Анипе захотелось посмотреть на состязание Матыхлюка с Тулхи. Она не сомневалась, что сын Акивы брызнет дальше, ведь он старше, однако зрелище обещало быть весёлым. Всё лучше, чем внимать причитаниям Кавиты, предложениям Айвыхака отправиться к Белому простору и жалобам Стулык на то, что злые духи и в Нунаваке обрекли аглюхтугмит на голодную зиму.

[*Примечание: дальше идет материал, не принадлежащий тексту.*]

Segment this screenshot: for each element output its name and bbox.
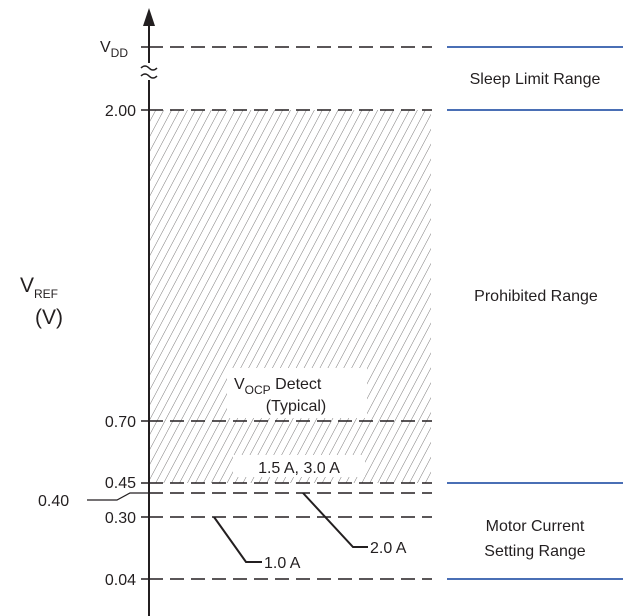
vocp-label-background [227,368,367,418]
tick-label-2.00: 2.00 [105,103,136,120]
prohibited-range-label: Prohibited Range [474,288,598,305]
tick-label-0.04: 0.04 [105,572,136,589]
leader-1.0A [213,516,262,563]
axis-break-gap [141,63,157,80]
vocp-typical-label: (Typical) [266,398,326,415]
current-label-2.0A: 2.0 A [370,540,407,557]
vocp-detect-label: VOCP Detect [234,376,322,397]
axis-arrow-icon [143,8,155,26]
axis-break-icon [140,65,158,79]
tick-label-0.30: 0.30 [105,510,136,527]
sleep-limit-range-label: Sleep Limit Range [470,71,601,88]
tick-label-0.70: 0.70 [105,414,136,431]
current-label-1.0A: 1.0 A [264,555,301,572]
current-45-label-background [233,455,365,477]
leader-2.0A [302,492,368,548]
axis-title: VREF [20,274,58,301]
motor-range-label-line2: Setting Range [484,543,586,560]
axis-unit: (V) [35,306,63,329]
current-label-45: 1.5 A, 3.0 A [258,460,340,477]
prohibited-hatch-region [149,110,431,483]
leader-0.40 [87,492,149,501]
vdd-label: VDD [100,39,128,60]
motor-range-label-line1: Motor Current [486,518,585,535]
tick-label-0.40: 0.40 [38,493,69,510]
tick-label-0.45: 0.45 [105,475,136,492]
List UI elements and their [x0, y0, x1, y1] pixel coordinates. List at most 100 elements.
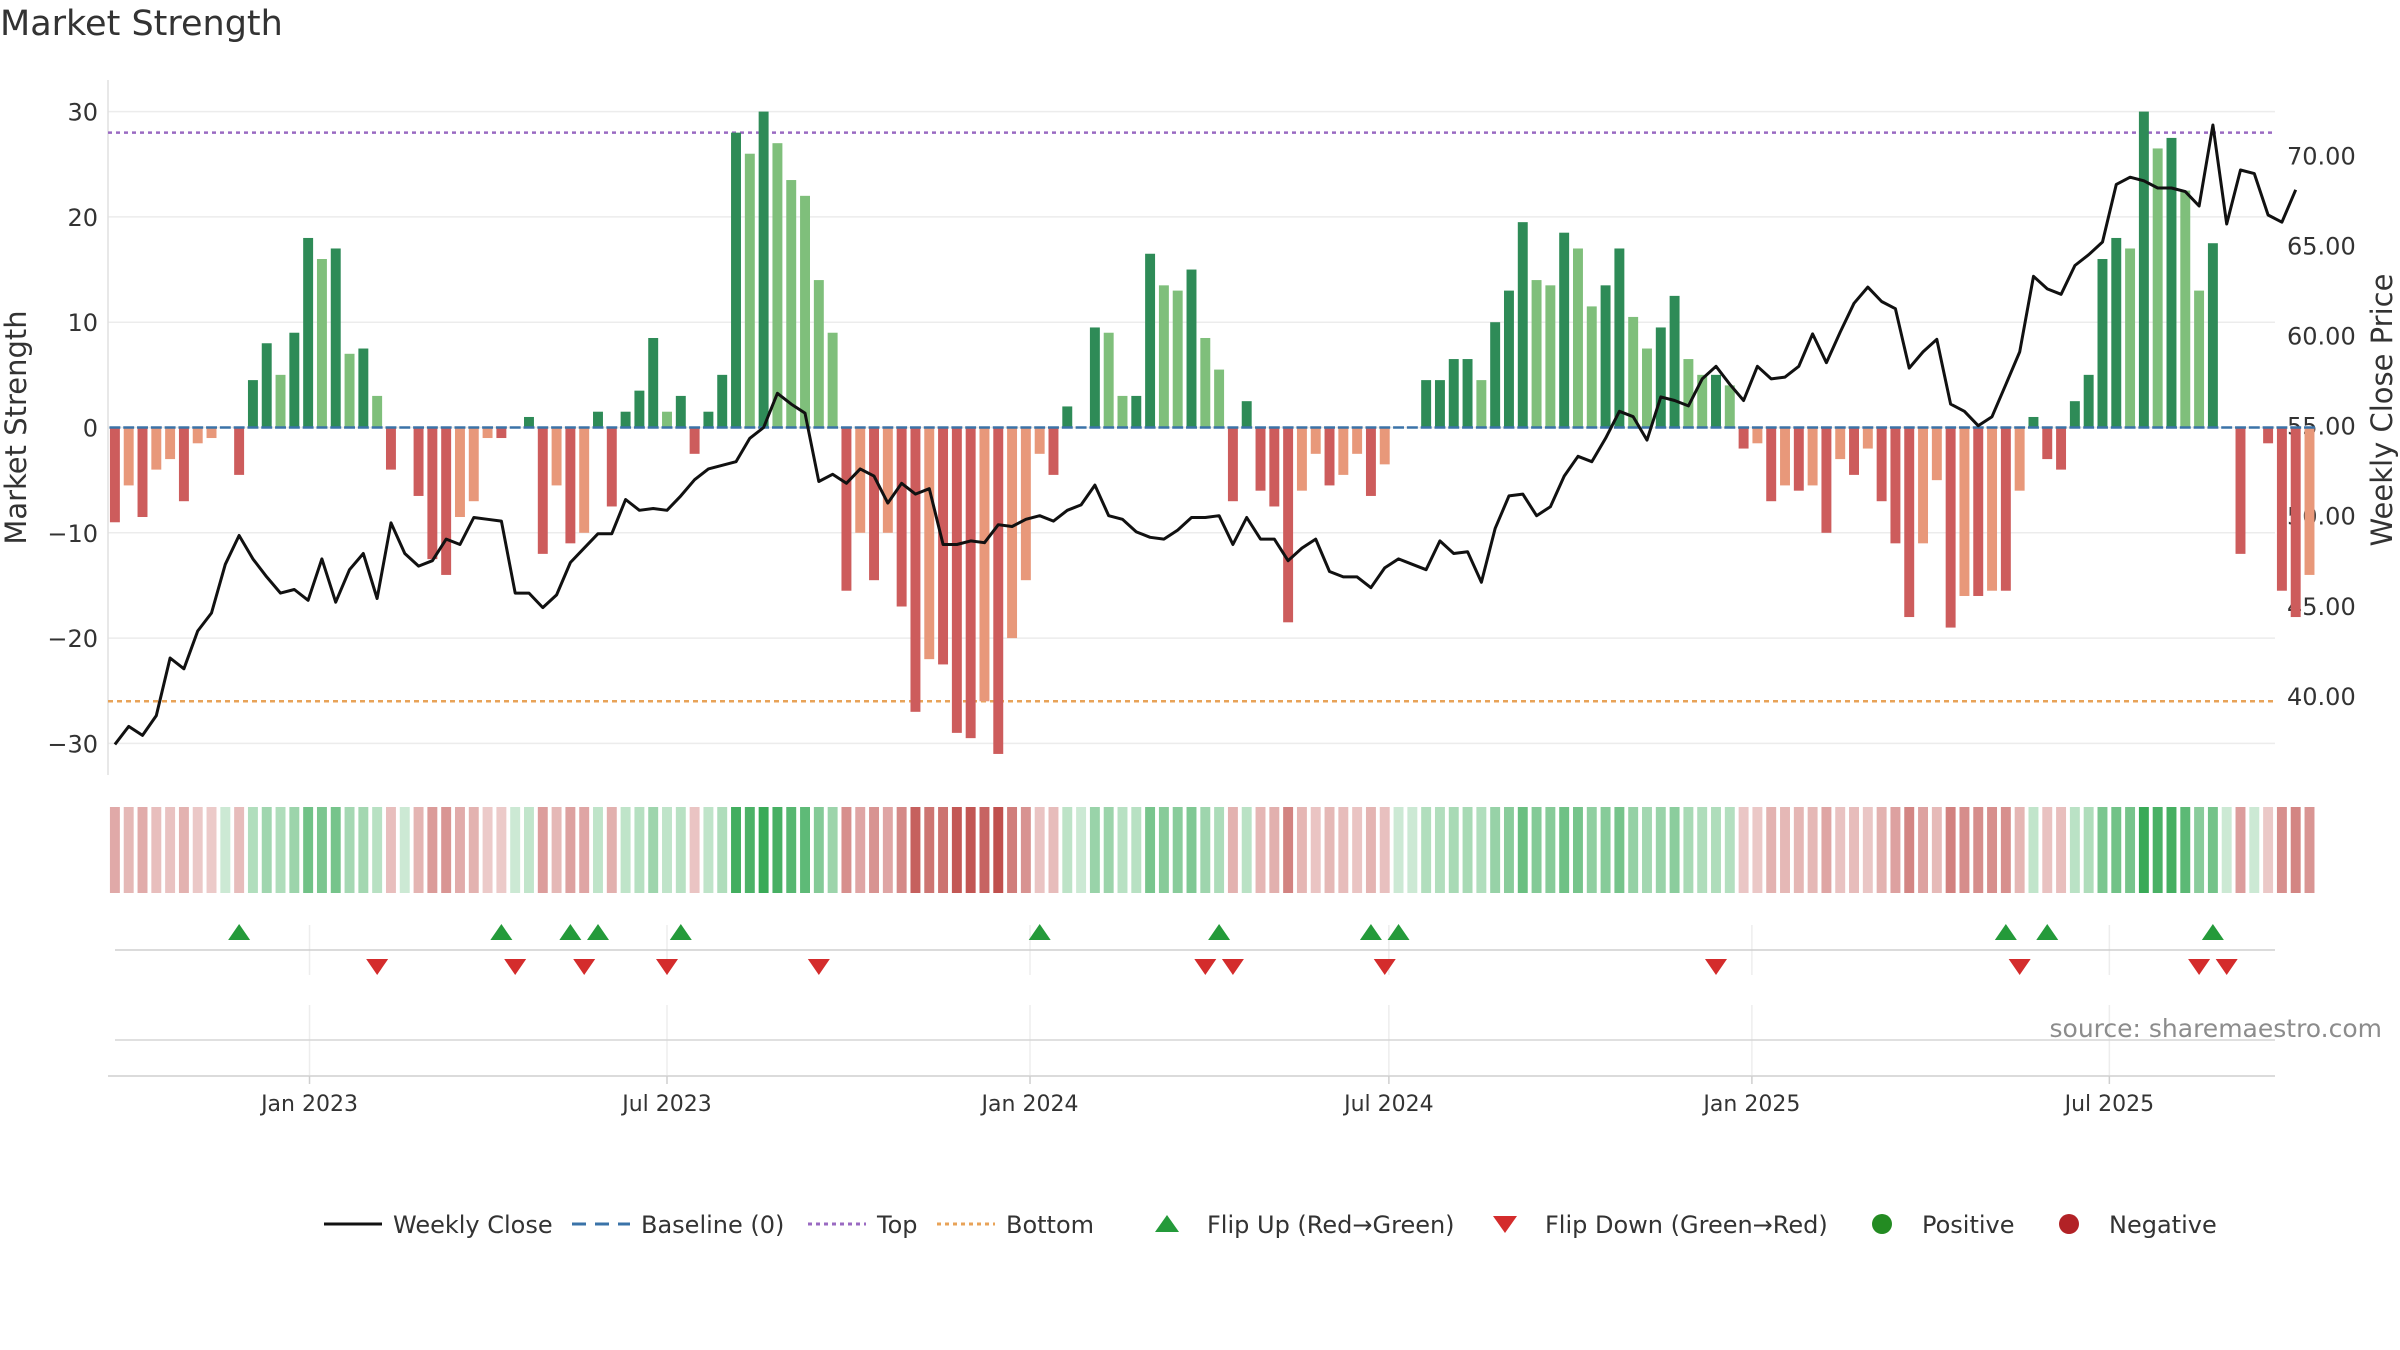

Раззадорившись, Анипа бросилась за братом. Нагнала его на вершине холма. Тулхи отругал Матыхлюка за долгую отлучку, но зрителю явно обрадовался. К их появлению Тулхи провёл ограничительную полосу и разложил за ней два ряда камней; в каждом ряду – по столько отметок, сколько пальцев на руке, а последняя из них так далеко, что и взрослому не дотянуться.

Боясь обмочиться, Матыхлюк переступал с ноги на ногу, мялся, гнулся и от нетерпения завывал диким волчонком. Анипа просила его не торопиться – следила за соблюдением правил, которые тут же и придумывала: требовала стоять ровно, не заступать за полосу, не смеяться, не поддавливать живот. Придирками она быстро всех утомила. Матыхлюк и Тулхи зашикали на неё и чуть было не прогнали. Анипа удовольствовалась тем, что ей разрешили определить победителя.